Kod adı AB
İşi toplumun yüreğini karabasanlarla ağırlaştırmak olan CHP ve onun Baas tipi yöneticileri haklıdır . 3 Ekim gecesi ortada duran Müzakere Çerçeve Belgesi bir önceki taslaktan daha geri unsurlar içeriyor. 3 Ekim koşulları da 17 Aralık'tan daha kötüdür . AB'nin Konsey onayıyla verdiği garanti mektubuna "Biz ne mektuplar, ne garantiler gördük" diye dudak da bükülebilir. Bütün bunlar günün "mana ve ehemmiyetini"nin üzerine gölge düşüremez . Hükümetin iyi yönettiği bir gerilim politikasıyla, kamuoyunu da arkasına alarak başarılı bir diplomasi sergilediği gerçeği de inkar edilemez. AB'nin, kendisini kepaze eden ve kökleri çok derinlere giden bir kavganın sonunda verdiği dönüşüm kararı küçümsenemeyeceği gibi. Zira 3 Ekim'de yalnızca Türkiye'nin Batılılaşma macerası bağlamında değil, küresel siyaset bağlamında da tarihi bir eşik geride kaldı. Baasçılar'ın ve demokrat olamamış s ağcıların arkalarında bıraktığı enkaz nedeniyle Türkiye 21'inci yüzyıla kırık girmişti. Ülke kendi potansiyelinin çok altında bir performansa mahkum edildiği, cesur kararları zamanında almadığı için zayıftı. Boşa harcanan 1990'lı yılların 2001 ekonomik felaketiyle sonuçlanması değişmeyi bir dayatma olarak gündeme getirdi.

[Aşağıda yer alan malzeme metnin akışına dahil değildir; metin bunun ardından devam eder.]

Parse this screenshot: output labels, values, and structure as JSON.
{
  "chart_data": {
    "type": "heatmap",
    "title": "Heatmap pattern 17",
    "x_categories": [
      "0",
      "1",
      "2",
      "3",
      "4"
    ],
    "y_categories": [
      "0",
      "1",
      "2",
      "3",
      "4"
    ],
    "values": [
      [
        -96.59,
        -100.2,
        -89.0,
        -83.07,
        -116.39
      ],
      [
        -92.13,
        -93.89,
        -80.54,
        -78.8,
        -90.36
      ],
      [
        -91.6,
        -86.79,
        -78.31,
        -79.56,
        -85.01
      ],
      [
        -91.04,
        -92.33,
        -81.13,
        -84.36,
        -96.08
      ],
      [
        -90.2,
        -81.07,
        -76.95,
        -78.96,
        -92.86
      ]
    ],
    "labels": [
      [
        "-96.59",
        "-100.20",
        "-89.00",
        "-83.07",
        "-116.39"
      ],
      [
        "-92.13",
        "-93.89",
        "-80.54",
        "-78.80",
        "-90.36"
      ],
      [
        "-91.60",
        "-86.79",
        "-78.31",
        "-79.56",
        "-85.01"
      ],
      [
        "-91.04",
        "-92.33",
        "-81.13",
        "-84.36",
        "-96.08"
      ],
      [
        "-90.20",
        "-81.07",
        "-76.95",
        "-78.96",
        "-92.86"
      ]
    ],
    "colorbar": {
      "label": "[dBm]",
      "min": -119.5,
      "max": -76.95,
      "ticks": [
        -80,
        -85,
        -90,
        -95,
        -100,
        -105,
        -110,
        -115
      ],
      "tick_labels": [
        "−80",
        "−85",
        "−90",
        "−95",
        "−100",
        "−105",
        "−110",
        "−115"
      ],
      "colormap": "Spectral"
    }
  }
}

ABD ile ilişkide çark noktası 11 Eylül 2001 tarihinden itibaren küresel ölçekte başlayan büyük mücadele, Türkiye'nin yeniden yapılanmaya başladığı döneme denk geldi. Cumhuriyet'in Türkiye'yi getirdiği nokta yani laik, demokratik, kapitalist ve Müslüman nüfuslu bir ülke olma gerçeği ülkenin değerini bu yeni küresel mücadele içinde artırdı. Bu nedenle de Türkiye kendini toparlarken dünya sisteminden destek alabildi. İslamcı bir söylemle ortaya çıkan küresel ölçekteki nihilist terörizm ile düzen arasındaki mücadelede Türkiye tarihsel birikimi nedeniyle özel bir konumdaydı. Batı sistemi içinde olması ve özellikle laikliği yalnızca Batı açısından değil, dünyanın yükselen güçleri Çin ve Hindistan açısından da önemseniyordu. Müslüman ülkelerde dinci şiddet ve otoriter rejim seçeneklerinden bunalmış toplumlar da Türkiye örneğine ve deneyimine ilgiyle bakıyordu. Derin bir kimlik bunalımı içinde olan AB'nin kendi krizine rağmen Türkiye ile devam kararı alabilmesinin bir nedeni de buydu. ABD'nin Türkiye'ye kızgınlığına rağmen yeniden işbirliğini tercih etmesi hükümetin değişen siyaseti kadar buna da bağlıdır. ABD Dışişleri Bakanı'nın son anda telefonlarla AB krizine müdahalesi de.
Önemli anın tadını çıkarmalı Türkiye bu süreçte kendisi de ciddi bir çalkantı geçirdi ve geçiriyor. Batılı olup olmadığı konusunda toplumun tereddütleri var. Ancak hayalleri ve arzuları genelde o yönde. Dahası yavaştan da olsa modern dünyaya kendi yapacağı katkıları düşünmeye başladı. Küresel ölçekte insanları, nitelikli düşünürleri var. Halen önünde daha iyi ve refahı sağlayabilecek bir seçenek de yok . Kendisini daha iyi yöneten, ekonomisini teknoloji üretecek şekilde yeniden düzenleyen ve vatandaşlarını iyi eğiten bir Türkiye ise zaten kimsenin reddetmeyi düşünemeyeceği bir ortak sayılır. AB kendi stratejik çıkarları açısından Türkiye ile ilişkiyi surdürmeye zor da olsa karar verdi. Türkiye de bu ilişkiyi kendi çıkarlarına en iyi yarayacak şekilde refah odaklı olarak kullanmayı bilmelidir. Yani son tahlilde bu ülkenin geleceği, toplumun ve siyasetçilerinin elindedir. Ama şimdilik yapılacak şey kısa bir süre için de olsa yaşanan önemli ve güzel anın tadını çıkarmaktır.